Remember — the Cisco IOS loopback interface is the virtual interface that helps us get around the “one interface only” issue. Here is what you need to do:

Configure Interfaces with NAT statements and IP policy routing

interface Loopback0
 ip address 10.0.1.1 255.255.255.252
 ip nat outside
interface Ethernet0
 ip address 192.168.1.2 255.255.255.0 secondary
 ip address 10.0.0.2 255.255.255.0
 ip nat inside
 ip policy route-map nat-loop

Configure your NAT pools

ip nat pool external 192.168.2.2 192.168.2.3 prefix-length 29
ip nat inside source list 10 pool external overload

Ensure that you have IP Routes

ip route 0.0.0.0 0.0.0.0 192.168.1.1
ip route 192.168.2.0 255.255.255.0 Ethernet0

Create ACLs for NAT and the Policy Routing

access-list 10 permit 10.0.0.0 0.0.0.255
access-list 102 permit ip any 192.168.2.0 0.0.0.255
access-list 102 permit ip 10.0.0.0 0.0.0.255 any

Create the Route Map that is applied to the Ethernet interface

route-map Nat-loop permit 10
 match ip address 102
 set interface loopback0
 
With this configuration, the PC clients, assigned with 10.0.0.x network IP addresses will be NATed when their traffic arrives on the Ethernet0 interface.
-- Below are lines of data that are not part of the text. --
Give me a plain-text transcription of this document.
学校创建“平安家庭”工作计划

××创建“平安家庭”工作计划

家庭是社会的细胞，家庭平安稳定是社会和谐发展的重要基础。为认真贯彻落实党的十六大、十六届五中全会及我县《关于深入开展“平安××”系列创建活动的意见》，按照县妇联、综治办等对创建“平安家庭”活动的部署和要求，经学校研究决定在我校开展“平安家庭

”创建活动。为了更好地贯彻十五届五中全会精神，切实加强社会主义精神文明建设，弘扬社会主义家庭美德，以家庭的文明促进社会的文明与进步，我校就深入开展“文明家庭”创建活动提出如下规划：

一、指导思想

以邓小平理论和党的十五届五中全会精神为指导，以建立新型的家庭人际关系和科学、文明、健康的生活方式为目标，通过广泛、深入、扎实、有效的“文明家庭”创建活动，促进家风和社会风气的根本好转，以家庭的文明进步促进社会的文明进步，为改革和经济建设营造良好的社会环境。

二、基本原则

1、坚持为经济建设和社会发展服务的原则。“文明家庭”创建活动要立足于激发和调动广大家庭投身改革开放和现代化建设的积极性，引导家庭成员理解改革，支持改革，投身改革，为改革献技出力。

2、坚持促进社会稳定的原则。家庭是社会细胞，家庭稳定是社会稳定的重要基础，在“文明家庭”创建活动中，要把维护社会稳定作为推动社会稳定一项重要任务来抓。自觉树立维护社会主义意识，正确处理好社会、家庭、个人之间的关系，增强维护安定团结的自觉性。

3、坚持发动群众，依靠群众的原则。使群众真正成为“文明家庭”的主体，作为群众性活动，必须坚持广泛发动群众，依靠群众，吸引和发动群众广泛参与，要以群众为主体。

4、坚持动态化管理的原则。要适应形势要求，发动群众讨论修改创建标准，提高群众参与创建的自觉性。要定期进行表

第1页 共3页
That NATing will use the 192.168.2.x pool.
You should note that you will have to configure the router’s primary Ethernet IP as the default gateway for all PCs in the NAT network. Also, you will also have to do ONE of the following:
1. Have the ISP or any other router on the other side of the NAT network create a static route for your 192.168.2.0/29, pointing to your router’s 192.168.1.2 IP address
2. Have your router advertise that network (in #1) via a dynamic routing protocol like RIP, OSPF, or EIGRP
This configuration is based on the example provided in Cisco’s official Network Address Translation on a Stick documentation. Please review it if you have questions on this example as it has a diagram and debug steps.

In Conclusion

NAT on a Stick is one of the many tools that a network admin may need to employ in certain situations. If nothing else, it is a configuration that you should recognize by name if you are asked about it on certification exams or by colleagues. For some admins, it is an irreplaceable tool.